Ele também apresentou inúmeras questões referentes à movimentação de profissionais de saúde entre os países, com conseqüências quase sempre danosas para os países mais pobres. "Muitos profissionais saem de seus países de origem em busca de melhores condições de trabalho e de renda. É a lei do mercado, as pessoas geralmente vão para onde podem ganhar mais. Isso muda toda a configuração de trabalho no país que recebe os estrangeiros e pode causar falta de força de trabalho na área da saúde dos países mais pobres. Hoje, cerca de 27% dos médicos que trabalham nos EUA não são formados no país. Eles, no entanto, não vêm do Canadá ou da Austrália, mas da Índia e da América do Sul", enfatizou.

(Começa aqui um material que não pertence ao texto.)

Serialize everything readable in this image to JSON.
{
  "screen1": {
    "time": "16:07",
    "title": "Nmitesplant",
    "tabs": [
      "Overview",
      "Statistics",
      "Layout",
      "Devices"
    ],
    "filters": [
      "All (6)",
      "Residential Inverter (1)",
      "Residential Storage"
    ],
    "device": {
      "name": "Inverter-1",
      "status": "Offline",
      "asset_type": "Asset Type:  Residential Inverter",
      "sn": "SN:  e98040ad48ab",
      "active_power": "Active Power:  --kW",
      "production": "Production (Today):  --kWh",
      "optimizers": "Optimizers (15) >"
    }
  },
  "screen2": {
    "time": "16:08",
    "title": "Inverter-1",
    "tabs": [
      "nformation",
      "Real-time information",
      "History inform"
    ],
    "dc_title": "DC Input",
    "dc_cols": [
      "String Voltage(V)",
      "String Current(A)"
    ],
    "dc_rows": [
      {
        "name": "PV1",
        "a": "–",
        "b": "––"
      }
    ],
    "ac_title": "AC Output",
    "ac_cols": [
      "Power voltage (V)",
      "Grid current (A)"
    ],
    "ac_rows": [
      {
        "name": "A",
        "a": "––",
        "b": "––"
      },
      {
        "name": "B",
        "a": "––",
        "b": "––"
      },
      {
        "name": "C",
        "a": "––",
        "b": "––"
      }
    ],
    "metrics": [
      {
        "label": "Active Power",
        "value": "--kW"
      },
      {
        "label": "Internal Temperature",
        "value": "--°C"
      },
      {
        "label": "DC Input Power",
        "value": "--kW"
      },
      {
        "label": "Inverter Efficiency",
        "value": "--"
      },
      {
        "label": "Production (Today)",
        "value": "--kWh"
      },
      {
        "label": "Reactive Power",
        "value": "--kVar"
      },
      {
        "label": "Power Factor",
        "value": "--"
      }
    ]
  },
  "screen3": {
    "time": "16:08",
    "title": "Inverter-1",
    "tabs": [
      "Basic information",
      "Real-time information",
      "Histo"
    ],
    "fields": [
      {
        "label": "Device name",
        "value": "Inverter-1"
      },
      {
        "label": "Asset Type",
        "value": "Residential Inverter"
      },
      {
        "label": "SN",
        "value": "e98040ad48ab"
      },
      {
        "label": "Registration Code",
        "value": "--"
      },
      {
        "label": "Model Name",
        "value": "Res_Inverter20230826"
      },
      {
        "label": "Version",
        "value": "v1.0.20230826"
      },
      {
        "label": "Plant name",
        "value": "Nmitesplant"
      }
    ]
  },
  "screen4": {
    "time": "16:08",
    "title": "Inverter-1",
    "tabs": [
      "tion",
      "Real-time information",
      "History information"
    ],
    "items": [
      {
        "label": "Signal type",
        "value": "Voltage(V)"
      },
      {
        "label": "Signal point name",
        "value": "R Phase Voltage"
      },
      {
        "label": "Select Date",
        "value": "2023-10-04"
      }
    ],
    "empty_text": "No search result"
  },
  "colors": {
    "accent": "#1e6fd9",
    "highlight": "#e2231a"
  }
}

Apesar de mostrar um quadro bastante preocupante e sombrio, Bruce Fried finalizou sua palestra de forma otimista. "A globalização pode ter impactos positivos e negativos sobre a saúde das pessoas e sobre os sistemas de saúde, mas os avanços tecnológicos criam oportunidades, em níveis sem precedentes, da cooperação global para enfrentar problemas de saúde", garantiu.